Note: Guest Writer contributor Fr. Robert Barbato, OFM Cap. (newly appointed Rector of the National Shrine of St. Francis of Assisi located in San Francisco Ca.), is writing for Fr. John DeLaRiva, OFM Cap. (newly appointed National Spiritual Assistant to the OFS).
A scribe asked Jesus, after being told to love his neighbor, “And just who is my neighbor?” Jesus replied, as we know, with the parable of the Good Samaritan. Jesus turned the question around, “Who was neighbor to the man in trouble?” The answer, of course, was the Samaritan, who treated the man with true love and concern. Jesus said, “Go, and do likewise.” He challenged the scribe (and all of us) not to think of how other people are neighbors to us, but how we can become neighbors by the way we treat them, even our enemies.
When Francis of Assisi started calling himself “Brother Francis,” he wasn’t just picking a title. He was expressing the relationship he wanted to have with the world. In his youth, Francis would never have thought of lepers as “neighbors,” let alone brothers and sisters. He loathed them and avoided them. It was the Lord who led him among them, as he himself tells us, and turned what was bitter into sweetness of soul and body. In other words, Francis learned to see not “lepers,” but Christian brothers and sisters, not a repugnant disease, but a person created in the image of God.

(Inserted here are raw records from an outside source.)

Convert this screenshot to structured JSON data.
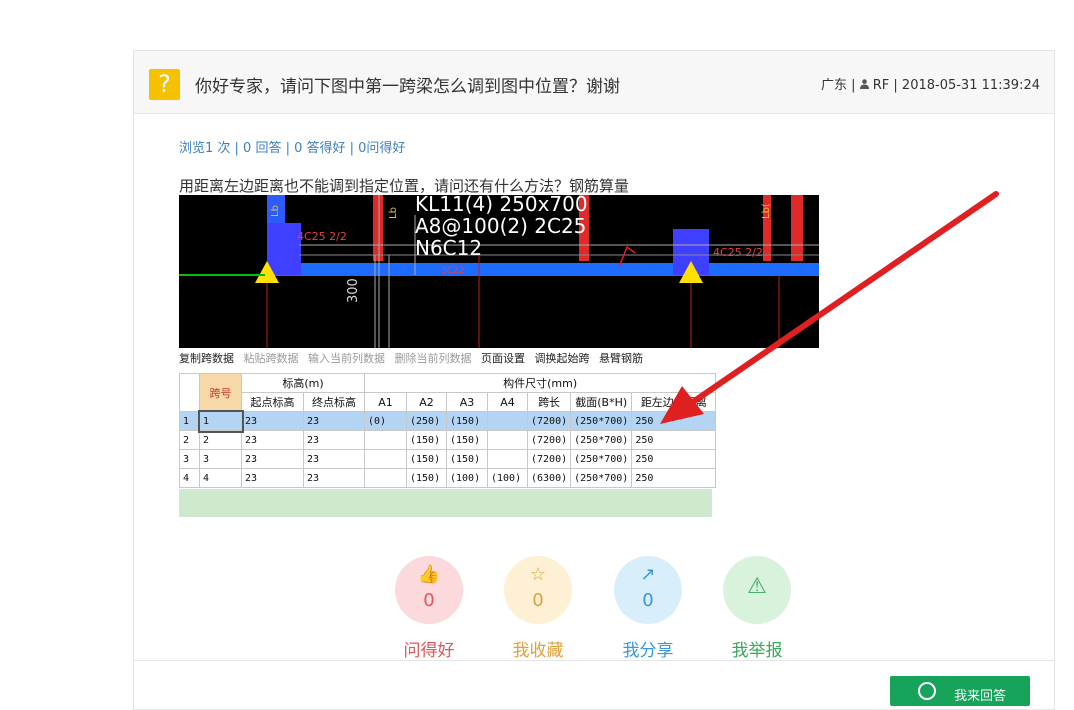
{
  "question": {
    "icon": "question-mark-icon",
    "icon_glyph": "?",
    "title": "你好专家，请问下图中第一跨梁怎么调到图中位置？谢谢",
    "region": "广东",
    "user": "RF",
    "datetime": "2018-05-31 11:39:24"
  },
  "stats": {
    "text": "浏览1 次 | 0 回答 | 0 答得好 | 0问得好"
  },
  "body": "用距离左边距离也不能调到指定位置，请问还有什么方法？钢筋算量",
  "screenshot": {
    "cad_text": {
      "line1": "KL11(4) 250x700",
      "line2": "A8@100(2) 2C25",
      "line3": "N6C12",
      "left_label": "4C25 2/2",
      "right_label": "4C25 2/2",
      "dim_300": "300",
      "lb1": "Lb",
      "lb2": "Lb",
      "lb3": "Lb(",
      "mid_label": "3C22"
    },
    "toolbar": [
      "复制跨数据",
      "粘贴跨数据",
      "输入当前列数据",
      "删除当前列数据",
      "页面设置",
      "调换起始跨",
      "悬臂钢筋"
    ],
    "table": {
      "group_headers": {
        "span": "跨号",
        "elev": "标高(m)",
        "dims": "构件尺寸(mm)"
      },
      "sub_headers": [
        "起点标高",
        "终点标高",
        "A1",
        "A2",
        "A3",
        "A4",
        "跨长",
        "截面(B*H)",
        "距左边线距离"
      ],
      "rows": [
        [
          "1",
          "1",
          "23",
          "23",
          "(0)",
          "(250)",
          "(150)",
          "",
          "(7200)",
          "(250*700)",
          "250"
        ],
        [
          "2",
          "2",
          "23",
          "23",
          "",
          "(150)",
          "(150)",
          "",
          "(7200)",
          "(250*700)",
          "250"
        ],
        [
          "3",
          "3",
          "23",
          "23",
          "",
          "(150)",
          "(150)",
          "",
          "(7200)",
          "(250*700)",
          "250"
        ],
        [
          "4",
          "4",
          "23",
          "23",
          "",
          "(150)",
          "(100)",
          "(100)",
          "(6300)",
          "(250*700)",
          "250"
        ]
      ]
    }
  },
  "actions": [
    {
      "icon": "thumbs-up-icon",
      "glyph": "👍",
      "count": "0",
      "label": "问得好",
      "color": "#e0565a",
      "bg": "#fbd9dc"
    },
    {
      "icon": "star-icon",
      "glyph": "☆",
      "count": "0",
      "label": "我收藏",
      "color": "#e0a23a",
      "bg": "#fdf0d4"
    },
    {
      "icon": "share-icon",
      "glyph": "↗",
      "count": "0",
      "label": "我分享",
      "color": "#3a98d8",
      "bg": "#d8eefb"
    },
    {
      "icon": "warning-icon",
      "glyph": "⚠",
      "count": "",
      "label": "我举报",
      "color": "#3aa85a",
      "bg": "#d8f2dc"
    }
  ],
  "answer_button": {
    "label": "我来回答",
    "icon": "chat-bubble-icon"
  },
  "colors": {
    "accent_green": "#18a35a",
    "link_blue": "#3a7fc1",
    "arrow_red": "#e02020"
  }
}
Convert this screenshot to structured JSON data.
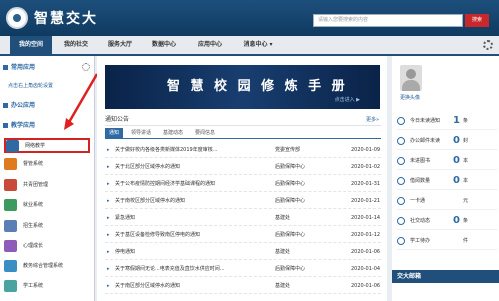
{
  "header": {
    "logo_text": "智慧交大",
    "search_placeholder": "请输入您要搜索的内容",
    "search_button": "搜索"
  },
  "nav": {
    "items": [
      "我的空间",
      "我的社交",
      "服务大厅",
      "数据中心",
      "应用中心",
      "消息中心 ▾"
    ],
    "active": "我的空间"
  },
  "left": {
    "section_common": "常用应用",
    "common_link": "点击右上角齿轮设置",
    "section_office": "办公应用",
    "section_teach": "教学应用",
    "apps": [
      "网络教学",
      "督管系统",
      "共青团管理",
      "就业系统",
      "招生系统",
      "心理成长",
      "教务综合管理系统",
      "学工系统"
    ]
  },
  "banner": {
    "title": "智 慧 校 园 修 炼 手 册",
    "subtitle": "点击进入 ▶"
  },
  "announcements": {
    "title": "通知公告",
    "more": "更多»",
    "tabs": [
      "通知",
      "领导讲话",
      "基建动态",
      "要闻信息"
    ],
    "rows": [
      {
        "title": "关于做好校内各级各类新媒体2019年度审核...",
        "dept": "党委宣传部",
        "date": "2020-01-09"
      },
      {
        "title": "关于北区部分区域停水的通知",
        "dept": "后勤保障中心",
        "date": "2020-01-02"
      },
      {
        "title": "关于公布疫情防控期间经济学基础课程的通知",
        "dept": "后勤保障中心",
        "date": "2020-01-31"
      },
      {
        "title": "关于南校区部分区域停水的通知",
        "dept": "后勤保障中心",
        "date": "2020-01-21"
      },
      {
        "title": "紧急通知",
        "dept": "基建处",
        "date": "2020-01-14"
      },
      {
        "title": "关于基区设备检修导致南区停电的通知",
        "dept": "后勤保障中心",
        "date": "2020-01-12"
      },
      {
        "title": "停电通知",
        "dept": "基建处",
        "date": "2020-01-06"
      },
      {
        "title": "关于寒假期间无论...电表充值及直饮水供应时间...",
        "dept": "后勤保障中心",
        "date": "2020-01-04"
      },
      {
        "title": "关于南区部分区域停水的通知",
        "dept": "基建处",
        "date": "2020-01-06"
      }
    ]
  },
  "profile": {
    "change_avatar": "更换头像"
  },
  "stats": [
    {
      "label": "今日未读通知",
      "value": "1",
      "unit": "条"
    },
    {
      "label": "办公邮件未读",
      "value": "0",
      "unit": "封"
    },
    {
      "label": "未进图书",
      "value": "0",
      "unit": "本"
    },
    {
      "label": "借阅数量",
      "value": "0",
      "unit": "本"
    },
    {
      "label": "一卡通",
      "value": "",
      "unit": "元"
    },
    {
      "label": "社交动态",
      "value": "0",
      "unit": "条"
    },
    {
      "label": "学工待办",
      "value": "",
      "unit": "件"
    }
  ],
  "mail": {
    "title": "交大邮箱"
  },
  "colors": {
    "primary": "#1f4f7a",
    "accent": "#d32222",
    "link": "#2f6aa3"
  }
}
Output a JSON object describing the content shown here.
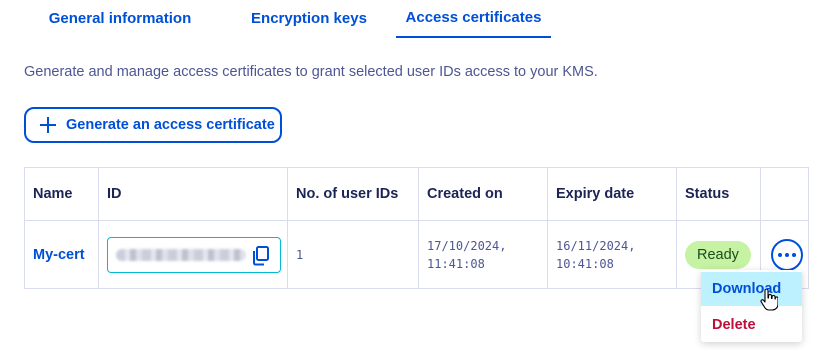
{
  "tabs": [
    {
      "label": "General information"
    },
    {
      "label": "Encryption keys"
    },
    {
      "label": "Access certificates",
      "active": true
    }
  ],
  "description": "Generate and manage access certificates to grant selected user IDs access to your KMS.",
  "generate_button": {
    "label": "Generate an access certificate",
    "icon": "plus-icon"
  },
  "table": {
    "headers": [
      "Name",
      "ID",
      "No. of user IDs",
      "Created on",
      "Expiry date",
      "Status"
    ],
    "rows": [
      {
        "name": "My-cert",
        "user_ids": "1",
        "created_on_date": "17/10/2024,",
        "created_on_time": "11:41:08",
        "expiry_date": "16/11/2024,",
        "expiry_time": "10:41:08",
        "status": "Ready"
      }
    ]
  },
  "actions_menu": {
    "download": "Download",
    "delete": "Delete"
  },
  "colors": {
    "primary": "#0050d7",
    "text": "#4d5693",
    "heading": "#1c2455",
    "border": "#d9dcee",
    "status_ready_bg": "#c5f2a3",
    "menu_hover_bg": "#bef1ff",
    "danger": "#bd0f3a",
    "id_border": "#00bbd4"
  }
}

Francis tried to live out what it meant to call himself “brother,” even when it was diﬃcult. To consider those who ridiculed him, belittled him, and called him a fool as brother, was not easy. It took Francis much prayer and patience to learn how to be brother. This was true even when Francis found himself living with some of his friars who disagreed with him or who were simply diﬃcult to live with. As he struggled to learn to be brother to other people, he also came to the insight that he was a brother to all creatures, since every being is made by the same Creator. This, of course, led Francis to compose the “Canticle of the Creatures,” praising God in, through, and for all God’s creatures, like Brother Sun and Sister Moon.
As followers of Francis, we emphasize the importance of fraternity, of being brothers and sisters to one another and to the world. It is true that God calls us into fraternity to support one another and ﬁnd strength in our brothers and sisters. But frankly, God also calls us into fraternity to learn to put up with one another, to be patient with one another, to learn to thank God for that brother or sister who is the most annoying. Fraternity begins with our prayer for one another and our openness to the idea that each person is made in the image and likeness of God, no matter how hard that may be to imagine in real life! Like Francis, if we call ourselves “brother” or “sister” and try to live out what that title means, we will be led by the Spirit into deep solidarity with all creation and ﬁnd true joy, for the Lord can turn what is bitter into sweetness of soul and body. Is it easy? No. Is it worth it? Deﬁnitely.
May the Lord bless and keep you always!